I hadn’t yet met anyone remotely like the people I saw in the movie, either in life or in the films of the ’60s and ’70s. More importantly, I’d never seen that exhilaratingly equal a partnership between a man and a woman, or that great an appreciation of a woman’s need for—and right to—a career of her own. His Girl Friday told me those things were out there, in scenes like the one where one of Hildy’s colleagues reads the story she left in her typewriter while she’s out of the press room and then says: “I still say anybody who can write like that ain’t gonna give it up permanent to sew socks for someone who works in the insurance business.” Amen and hallelujah, brother.
Too smart to mess too much with Ben Hecht and Charles MacArthur’s original, except to change Hildy to a woman (and cast Roz Russell in the part) and give a romantic spin to the heat between her and the editor who’s fighting to keep her, Hawks and screenwriter Charles Lederer give us one of the best-written movies ever filmed, which seems appropriate considering it’s a clear-eyed, almost entirely unsentimentalized tribute to the power of the press. No wonder Hawks wanted to remake this story: Walter, Hildy, and their fast-talking colleagues are prototypical Hawksian professionals, people who see things clearly and feel them deeply but always keep the patter light, their cynicism just a smokescreen thrown up to shield tender hearts.

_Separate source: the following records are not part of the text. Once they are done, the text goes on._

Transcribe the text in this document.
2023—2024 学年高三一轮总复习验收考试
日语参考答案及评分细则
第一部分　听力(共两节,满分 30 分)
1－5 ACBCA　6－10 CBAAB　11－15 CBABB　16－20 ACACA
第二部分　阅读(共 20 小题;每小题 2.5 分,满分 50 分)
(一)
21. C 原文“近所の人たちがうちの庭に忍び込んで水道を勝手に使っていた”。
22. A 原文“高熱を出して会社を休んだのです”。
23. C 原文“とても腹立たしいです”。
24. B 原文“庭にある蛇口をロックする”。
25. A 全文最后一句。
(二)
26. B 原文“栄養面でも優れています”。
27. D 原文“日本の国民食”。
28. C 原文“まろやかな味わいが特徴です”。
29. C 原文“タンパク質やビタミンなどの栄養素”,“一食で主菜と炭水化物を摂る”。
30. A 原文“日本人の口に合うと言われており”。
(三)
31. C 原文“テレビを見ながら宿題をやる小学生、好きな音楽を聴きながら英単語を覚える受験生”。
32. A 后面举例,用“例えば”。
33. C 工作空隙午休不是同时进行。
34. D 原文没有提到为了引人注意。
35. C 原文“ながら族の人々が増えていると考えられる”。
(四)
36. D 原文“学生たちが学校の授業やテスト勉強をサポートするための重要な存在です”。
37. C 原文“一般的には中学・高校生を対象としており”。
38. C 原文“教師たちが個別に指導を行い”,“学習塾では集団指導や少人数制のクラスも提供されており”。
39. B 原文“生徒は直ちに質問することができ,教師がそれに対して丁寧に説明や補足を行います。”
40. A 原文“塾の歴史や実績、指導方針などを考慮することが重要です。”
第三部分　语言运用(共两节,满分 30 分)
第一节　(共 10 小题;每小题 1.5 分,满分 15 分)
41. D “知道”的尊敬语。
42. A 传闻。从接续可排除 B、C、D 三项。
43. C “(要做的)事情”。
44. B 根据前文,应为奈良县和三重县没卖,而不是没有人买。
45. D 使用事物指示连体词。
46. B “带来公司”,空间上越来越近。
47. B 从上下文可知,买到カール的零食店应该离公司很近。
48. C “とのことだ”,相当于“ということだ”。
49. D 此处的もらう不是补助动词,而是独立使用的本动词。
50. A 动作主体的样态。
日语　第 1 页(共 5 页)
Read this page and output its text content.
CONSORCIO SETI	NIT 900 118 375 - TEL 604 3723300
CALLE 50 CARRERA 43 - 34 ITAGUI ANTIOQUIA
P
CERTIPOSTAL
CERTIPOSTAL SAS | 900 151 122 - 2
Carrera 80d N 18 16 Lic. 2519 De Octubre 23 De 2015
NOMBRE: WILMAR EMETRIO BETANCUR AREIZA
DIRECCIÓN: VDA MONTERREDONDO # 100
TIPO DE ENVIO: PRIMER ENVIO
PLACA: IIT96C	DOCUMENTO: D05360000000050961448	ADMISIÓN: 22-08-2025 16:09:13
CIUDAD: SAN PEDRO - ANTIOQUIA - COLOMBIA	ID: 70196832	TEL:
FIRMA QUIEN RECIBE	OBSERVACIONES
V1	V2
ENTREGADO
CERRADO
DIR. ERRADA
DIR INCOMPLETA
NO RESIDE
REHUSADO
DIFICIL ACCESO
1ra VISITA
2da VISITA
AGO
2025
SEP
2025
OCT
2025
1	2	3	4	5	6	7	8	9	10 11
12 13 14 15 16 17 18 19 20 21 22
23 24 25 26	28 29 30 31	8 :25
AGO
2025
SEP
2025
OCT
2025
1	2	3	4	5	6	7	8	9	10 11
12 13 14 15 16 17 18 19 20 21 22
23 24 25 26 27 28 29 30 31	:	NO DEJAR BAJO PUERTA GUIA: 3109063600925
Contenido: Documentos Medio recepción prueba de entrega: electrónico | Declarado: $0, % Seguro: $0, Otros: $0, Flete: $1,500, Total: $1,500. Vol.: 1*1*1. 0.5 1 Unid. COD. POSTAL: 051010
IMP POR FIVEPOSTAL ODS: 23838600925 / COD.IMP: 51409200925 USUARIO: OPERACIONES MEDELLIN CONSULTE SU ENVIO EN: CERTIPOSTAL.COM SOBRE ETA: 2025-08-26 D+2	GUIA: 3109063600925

This is not quite a perfect movie. The slightly mawkish scenes with Earl, the death-row prisoner, and his friend Molly verge into the kind of condescension that can be the flip side of liberal-lefty compassion, and the cartoonishly clueless Pettibone (broadly played by Billy Gilbert) who keeps trying to deliver the governor’s reprieve for Earl feels as if he was dropped in from another movie.
In both cases, the staginess works against the movie’s greatest strength: the emotional authenticity that makes it feel more like a drama than a comedy despite a constant stream of exquisitely funny lines. In the past, I’ve been struck by how fast people in this movie talk, especially in the scenes with artfully overlapping dialogue (Robert Altman must have loved Hawks). What I noticed more today is how beautifully crafted all that dialogue is. Everyone speaks in his or her own specific voice, and nearly every line advances the story and/or tells us more about the characters.
Other movies may have done talk this well, but I’ve never seen one do it better.